The Organization for Economic Co-Operation and Development (OECD), an international association that promotes a healthy global economy among democratic nations, released a report this week in which it estimates that the recent financial crisis will lead to an estimated $422 billion in losses with American banks shouldering $90 billion of these losses.

OECD added that a reformation of the financial regulatory sector is needed to keep up with globalization and modern financial markets. While OECD encourages reform, they are pushing for changes that will encourage some regulation, while also remaining cautious of further constraining the markets or market innovation.

In the report, Thomas Wieser, Director General of the Austrian Ministry of Finance, said solutions need to be implemented that consider the impact of globalization and the “division of labor” related to global imbalances.

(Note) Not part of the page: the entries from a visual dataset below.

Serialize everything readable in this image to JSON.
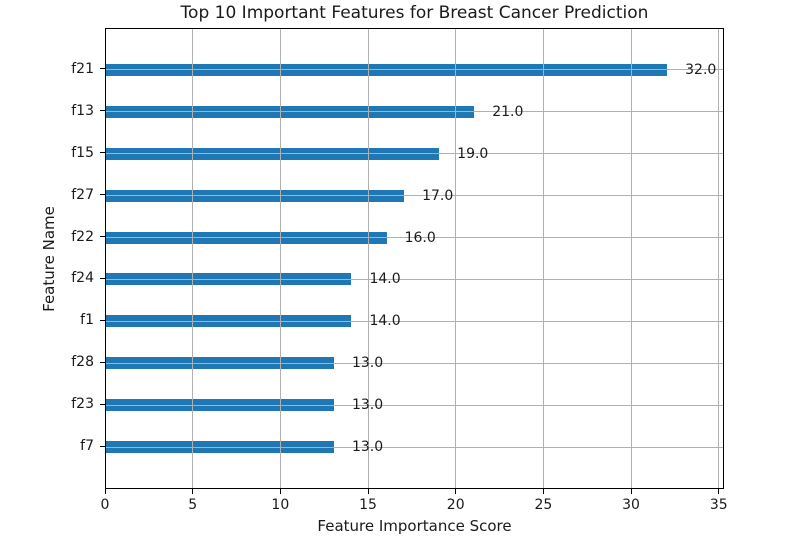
{
  "chart_data": {
    "type": "bar",
    "orientation": "horizontal",
    "title": "Top 10 Important Features for Breast Cancer Prediction",
    "xlabel": "Feature Importance Score",
    "ylabel": "Feature Name",
    "categories": [
      "f21",
      "f13",
      "f15",
      "f27",
      "f22",
      "f24",
      "f1",
      "f28",
      "f23",
      "f7"
    ],
    "values": [
      32.0,
      21.0,
      19.0,
      17.0,
      16.0,
      14.0,
      14.0,
      13.0,
      13.0,
      13.0
    ],
    "value_labels": [
      "32.0",
      "21.0",
      "19.0",
      "17.0",
      "16.0",
      "14.0",
      "14.0",
      "13.0",
      "13.0",
      "13.0"
    ],
    "xlim": [
      0,
      35.3
    ],
    "xticks": [
      0,
      5,
      10,
      15,
      20,
      25,
      30,
      35
    ],
    "grid": true,
    "grid_over_bars": true,
    "legend": null,
    "colors": {
      "bar": "#1f77b4",
      "grid": "#b0b0b0",
      "spine": "#000000",
      "text": "#1a1a1a",
      "background": "#ffffff"
    }
  }
}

The recommendations go on to say, “We need to ensure a cooperative framework for financial markets that takes account of new realities, and enhances stability, whilst retaining efficiency. OECD is uniquely placed to provide in-depth analysis and recommendation on reforms needed to adapt the regulatory framework to the new financial landscape.”

When discussing solutions that would end the cycle of decline or tightening financial markets, OECD suggested that it could take months for the banks to achieve the capital levels neeeded to create market stability.

“It could take six to 12 months for banks to grow themselves out of losses of this size, and longer if capital for actual expansion were required,” the OECD's report concluded.